The Elvish languages have the same general stress rule as Latin [1]:
stress falls on the penultimate syllable if that is heavy (contains a
long vowel, a diphthong, or a vowel followed by two or more consonants),
otherwise on the antepenultimate syllable. For Latin, espeak-ng
implements this by declaring “penultimate syllable” as the general
stress rule in espeak-ng-data/, and then adding rules in dictsource/
that match light syllables and move the primary stress to the previous
syllable, i.e. the antepenultimate one. We use the same basic principle
for the Elvish languages here (but using the terms “heavy” and “light”
rather than “weak” and “strong” like in the Latin files).

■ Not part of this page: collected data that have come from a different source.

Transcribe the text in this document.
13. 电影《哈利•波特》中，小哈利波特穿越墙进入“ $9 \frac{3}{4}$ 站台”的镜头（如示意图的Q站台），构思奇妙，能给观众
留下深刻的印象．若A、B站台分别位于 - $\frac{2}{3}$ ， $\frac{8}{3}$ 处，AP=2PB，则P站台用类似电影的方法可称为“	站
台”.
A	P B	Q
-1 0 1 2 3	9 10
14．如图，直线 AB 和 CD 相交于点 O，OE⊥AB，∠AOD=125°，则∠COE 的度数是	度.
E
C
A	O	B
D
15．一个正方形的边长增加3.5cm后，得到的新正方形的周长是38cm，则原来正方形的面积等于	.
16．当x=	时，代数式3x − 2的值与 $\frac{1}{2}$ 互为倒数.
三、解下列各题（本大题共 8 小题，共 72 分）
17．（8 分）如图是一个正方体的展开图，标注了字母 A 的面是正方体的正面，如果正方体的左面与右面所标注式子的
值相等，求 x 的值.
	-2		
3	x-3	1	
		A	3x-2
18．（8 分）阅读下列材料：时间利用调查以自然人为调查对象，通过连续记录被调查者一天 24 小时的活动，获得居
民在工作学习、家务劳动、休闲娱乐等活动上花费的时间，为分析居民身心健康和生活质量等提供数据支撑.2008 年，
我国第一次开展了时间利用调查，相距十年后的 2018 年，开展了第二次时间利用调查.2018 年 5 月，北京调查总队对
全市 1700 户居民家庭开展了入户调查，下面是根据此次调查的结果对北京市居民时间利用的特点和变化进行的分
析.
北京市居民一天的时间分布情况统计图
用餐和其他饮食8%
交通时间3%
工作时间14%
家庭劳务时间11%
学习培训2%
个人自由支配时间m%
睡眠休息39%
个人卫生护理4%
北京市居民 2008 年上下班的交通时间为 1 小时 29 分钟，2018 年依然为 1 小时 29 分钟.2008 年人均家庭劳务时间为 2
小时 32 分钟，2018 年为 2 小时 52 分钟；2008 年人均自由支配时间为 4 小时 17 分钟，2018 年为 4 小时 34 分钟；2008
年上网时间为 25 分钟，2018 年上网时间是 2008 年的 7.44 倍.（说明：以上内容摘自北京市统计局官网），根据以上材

Note that this doesn’t fully implement the stress rules yet: we have no
concept of diphthongs, long vowels aren’t really properly handled yet,
and we also still count ⟨ch⟩, ⟨dh⟩, ⟨th⟩ as two consonants rather than
one as it should be. This will be improved separately (I prefer doing
this in small incremental steps).
[1]: https://menegroth.github.io/stress-in-sindarin.html
This prepares the languages of Quenya and Sindarin, setting up their
infrastructure without declaring a lot of rules yet – just enough for
“Eä” (a Quenya word, but I can’t think of a similarly simple one for
Sindarin). Phonemes are inherited from Esperanto for now.